His fame was comparable with football stars these days. Add to that his career as an excitingly virtuoso violinist and you can imagine he was a superstar. Hayden composed music for him to perform, he taught Marie Antoinette how to play violin.
He composed himself too, sonates, operas and music for string quartets, which were all the rage. It is estimated he wrote 1200 compositions, of which some 500 survived into our times. When Mozart, then 11 years old, came to Paris to become a star, Saint Georges was an example.”
Johan Cruijff, Michael Jackson and Martin Luther King
“But racism had its ways. King Louis XVI received complaints when he was to appoint Bologne as concertmaster of the Opéra. Bologne would never obtain that honorary function. As a member of the Societé de les Amis de Noirs [who advocated abolitionism] he visited London, and was assaulted on the streets.
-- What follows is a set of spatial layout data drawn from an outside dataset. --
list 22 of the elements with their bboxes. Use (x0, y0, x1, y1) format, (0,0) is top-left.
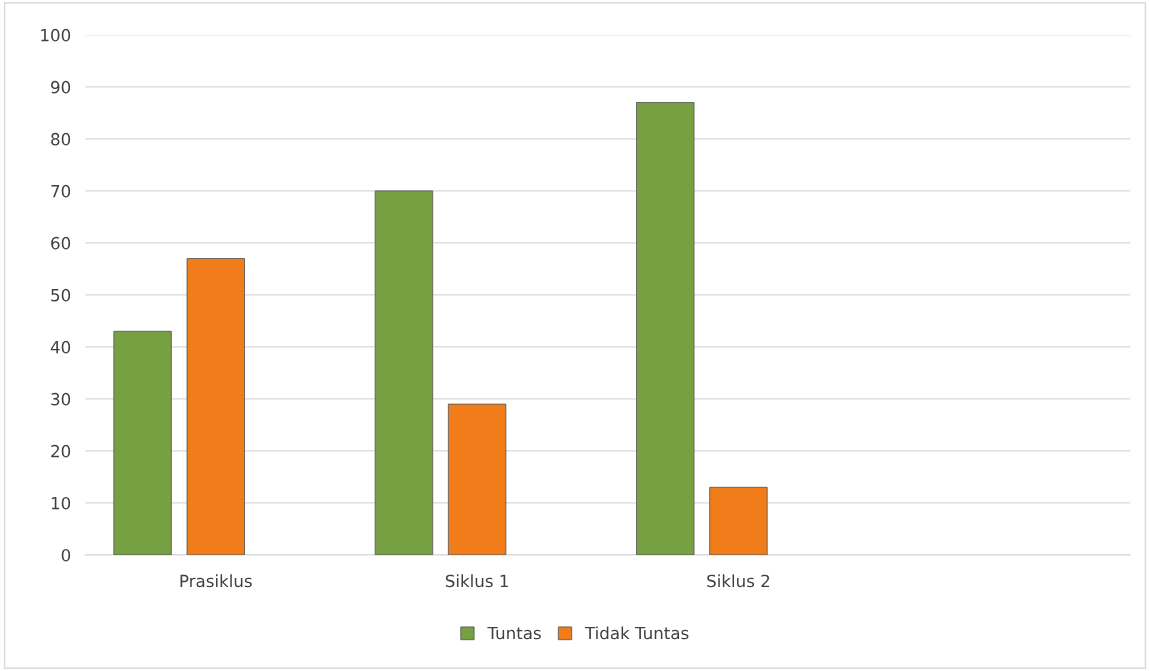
bar (374, 190, 434, 555)
bar (113, 330, 172, 555)
x-tick-label: Prasiklus (180, 574, 252, 588)
bar (636, 102, 695, 555)
y-tick-label: 60 (51, 236, 71, 250)
y-tick-label: 90 (51, 80, 71, 94)
x-tick-label: Siklus 1 (445, 574, 508, 588)
x-tick-label: Siklus 2 (707, 574, 770, 588)
y-tick-label: 100 (41, 28, 71, 42)
y-tick-label: 80 (51, 132, 71, 146)
legend-label: Tuntas (487, 626, 541, 640)
y-tick-label: 10 (51, 496, 71, 510)
bar (447, 403, 507, 555)
y-tick-label: 50 (51, 288, 71, 302)
y-tick-label: 30 (51, 392, 71, 406)
bar (186, 258, 245, 555)
y-tick-label: 70 (51, 184, 71, 198)
y-tick-label: 40 (50, 340, 71, 354)
y-tick-label: 0 (61, 548, 71, 562)
y-tick-label: 20 (51, 444, 71, 458)
bar (709, 486, 768, 555)
legend-label: Tidak Tuntas (584, 626, 689, 640)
With is fencing skills he easily defeated his attackers. His fame grew even more; he was Johan Cruijff, Michael Jackson and Martin Luther King in one person.”
“When the French Revolution broke out, he chose the side of egalité, fraternité and liberté, of course. He was recruited to lead a Black platoon to fight for the Revolution. Later, Robespierre imprisoned him, as he had ties with the Ancièn Régime. After being released Jospeh Bologne retreated into a quiet life, filled with music. He died in 1799.”
With Napoléon re-introducing the Code Noir and slavery in French colonies Bologne’s fame and legacy were forgotten. Only recently has his – influence on – music been rediscovered.
Multilayered Cultural Histories
“But what a story! Joseph has become a personal hero, and I think his presence in Europe could be a leading example for many more. Not only as it shows Black presence in European histories, but also that it takes efforts to change things. As for history to change we need a long-term perspective, it doesn’t suffice to ride ‘the Black flow’, we need activists to keep pursuing change, especially when making change is not in fashion. So, we need heroes to inspire us. This documentary series is all about unveiling the lives of some of these heroes.”